17 de febrero de 2015

Personajes literarios

De las lecturas, que ya van siendo, como van siendo los años (no tantas como me gustaría, aunque hay que mirarlo por el lado positivo: quedan tantos por descubrir), siempre hay personajes que destacan, incluso por encima de la trama. Y ahí quedan, al principio tan presentes como esos otros reales que forman parte de nuestra vida, después va quedando como el poso de "alguien" a quien dejas irse, como ese amigo del que nunca vuelves a saber y queda el rastro de su presencia en los lugares habituales por donde nos movíamos juntos (los de las páginas de un libro, en este caso).

Apenas si recuerdo ya a Santiago Biralbo, El invierno en Lisboa, al que le ponía pose de actor de cine policíaco, un personaje de Hitchcock, tal vez, envuelto en humo y con su inseparable vaso de bourbon en la mano, aporreando pianos en bares en blanco y negro del estilo de Casablanca. Dijo Muñoz Molina, allá por 1987, acerca de su novela:  "Hay en mi novela una especie de invocación a los bares, a los lugares no legitimados como patria". Por esos escenarios viciados por el cine, esos no lugares, que diría mi amigo Laporte, se mueve Biralbo en mi memoria.

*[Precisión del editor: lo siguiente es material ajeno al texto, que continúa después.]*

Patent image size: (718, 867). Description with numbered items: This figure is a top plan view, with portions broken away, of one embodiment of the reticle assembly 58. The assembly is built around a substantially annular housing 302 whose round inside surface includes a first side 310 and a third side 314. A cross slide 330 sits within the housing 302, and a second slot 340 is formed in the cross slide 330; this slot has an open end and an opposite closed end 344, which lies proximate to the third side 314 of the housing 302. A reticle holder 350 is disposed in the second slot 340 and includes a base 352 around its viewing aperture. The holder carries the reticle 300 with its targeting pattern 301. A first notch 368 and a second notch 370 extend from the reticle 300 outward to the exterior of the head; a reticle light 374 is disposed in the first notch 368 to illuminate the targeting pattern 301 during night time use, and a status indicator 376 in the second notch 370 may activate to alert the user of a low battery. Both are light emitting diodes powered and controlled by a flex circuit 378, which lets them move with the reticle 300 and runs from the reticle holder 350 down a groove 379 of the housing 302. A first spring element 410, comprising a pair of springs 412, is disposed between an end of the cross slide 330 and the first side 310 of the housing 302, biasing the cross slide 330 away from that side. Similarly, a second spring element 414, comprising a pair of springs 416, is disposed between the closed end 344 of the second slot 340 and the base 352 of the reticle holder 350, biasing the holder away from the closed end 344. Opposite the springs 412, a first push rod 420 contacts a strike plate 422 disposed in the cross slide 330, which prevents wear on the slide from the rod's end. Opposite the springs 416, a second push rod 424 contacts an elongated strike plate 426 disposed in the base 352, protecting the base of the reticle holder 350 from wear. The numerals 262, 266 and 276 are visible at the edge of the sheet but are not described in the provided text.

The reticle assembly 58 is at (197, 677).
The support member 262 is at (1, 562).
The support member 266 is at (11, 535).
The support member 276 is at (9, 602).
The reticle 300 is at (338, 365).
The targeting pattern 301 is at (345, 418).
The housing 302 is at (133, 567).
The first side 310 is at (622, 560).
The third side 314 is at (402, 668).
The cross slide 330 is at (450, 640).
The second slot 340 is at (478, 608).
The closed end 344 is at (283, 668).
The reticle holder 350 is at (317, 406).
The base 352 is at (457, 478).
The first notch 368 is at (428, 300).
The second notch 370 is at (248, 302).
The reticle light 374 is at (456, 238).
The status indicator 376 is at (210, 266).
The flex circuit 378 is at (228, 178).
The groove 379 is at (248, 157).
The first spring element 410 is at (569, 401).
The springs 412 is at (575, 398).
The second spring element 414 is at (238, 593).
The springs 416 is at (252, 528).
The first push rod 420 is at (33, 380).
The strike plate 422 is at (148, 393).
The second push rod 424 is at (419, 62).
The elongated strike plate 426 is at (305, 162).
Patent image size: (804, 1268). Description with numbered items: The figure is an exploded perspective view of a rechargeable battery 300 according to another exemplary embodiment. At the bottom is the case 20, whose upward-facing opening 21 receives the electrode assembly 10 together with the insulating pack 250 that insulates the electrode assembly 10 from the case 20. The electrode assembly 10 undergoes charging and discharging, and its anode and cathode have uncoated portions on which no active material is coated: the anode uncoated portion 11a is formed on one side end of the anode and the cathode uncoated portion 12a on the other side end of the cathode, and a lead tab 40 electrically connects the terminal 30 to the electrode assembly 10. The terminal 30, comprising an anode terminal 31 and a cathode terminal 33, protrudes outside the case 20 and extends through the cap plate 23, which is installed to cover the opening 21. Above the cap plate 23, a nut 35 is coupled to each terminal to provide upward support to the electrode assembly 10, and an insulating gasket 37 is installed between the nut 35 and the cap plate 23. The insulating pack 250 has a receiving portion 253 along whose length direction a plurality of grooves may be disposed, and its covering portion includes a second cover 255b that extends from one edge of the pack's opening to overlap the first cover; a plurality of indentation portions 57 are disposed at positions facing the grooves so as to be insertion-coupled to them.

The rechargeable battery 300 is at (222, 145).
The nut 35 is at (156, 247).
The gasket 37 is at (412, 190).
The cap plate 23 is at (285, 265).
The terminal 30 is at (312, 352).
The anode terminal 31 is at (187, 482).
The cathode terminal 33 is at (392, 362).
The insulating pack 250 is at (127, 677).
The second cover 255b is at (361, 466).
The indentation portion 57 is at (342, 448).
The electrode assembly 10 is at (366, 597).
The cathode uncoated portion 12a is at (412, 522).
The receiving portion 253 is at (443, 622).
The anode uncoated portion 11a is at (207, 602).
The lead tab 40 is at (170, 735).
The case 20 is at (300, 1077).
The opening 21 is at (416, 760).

Este me atrapó especialmente en su terrible soledad, en las alargadas sombras, en el cielo negro que iba cubriendo de olvido Ainielle como la mala hierba que se cuela entre las paredes y las desmorona, fue Andrés, de 'La lluvia amarilla'. Por mi mente vaga Andrés, en su desolación, en su locura que sólo aguarda a la muerte, en la soledad impuesta por el abandono, por calles desiertas, tejados hundidos, bisagras chirriantes por la herrumbre, y puertas y ventanas desvencijadas a merced del viento.

Otro personaje que se mueve sin nombre pero con pies de plomo por la mente es el protagonista de La mala luz, de Carlos Castán. El personaje de La mala luz es un monologuista que no cesa de ahondar en la esencia del ser humano, tan melancólico, tan lúcido a ratos, tan desesperado en otros... el paisaje por donde se mueve es puramente emocional, no tiene lugar definido, como no lo tiene el dolor o la nostalgia por lo perdido, por lo no vivido.

Y ese viejo que leía novelas de amor, "del verdadero, del que hace sufrir", que tan humanamente recrea Luis Sepúlveda. Un canto a la naturaleza, al respeto de esas otras formas de vida ancestrales... Así, Antonio José Bolivar Proaño se mueve en mi memoria por una aldea indígena, rudo y tierno a la vez y con una novela de verdadero amor, del que hace sufrir, bajo el brazo, camino de la soledad de su chamizo en donde ponerse a leer.

Son muchos más los que pueden aflorar, pero por no alargar esta entrada, hago alusión al que creo que será, y aquí quería llegar, otro insigne personaje literario que tendrá un lugar para siempre en la memoria: Sabas, Las ciegas hormigas, de Ramiro Pinilla. Él (y toda su familia, pero especialmente Sabas) vagará como un fantasma entre los acantilados del norte en un eterno día de lluvia, con su rostro tiznado de carbón y chorreándole el agua por el mentón, templado y tenaz, desafiando al cielo, al tiempo, a la suerte, presintiendo la tragedia, como el zarpazo inevitable de las olas contra las piedras.

En todos y cada uno de los personajes anida, explícita o implícitamente, una esperanza, que es al fin y al cabo, de lo que se trata.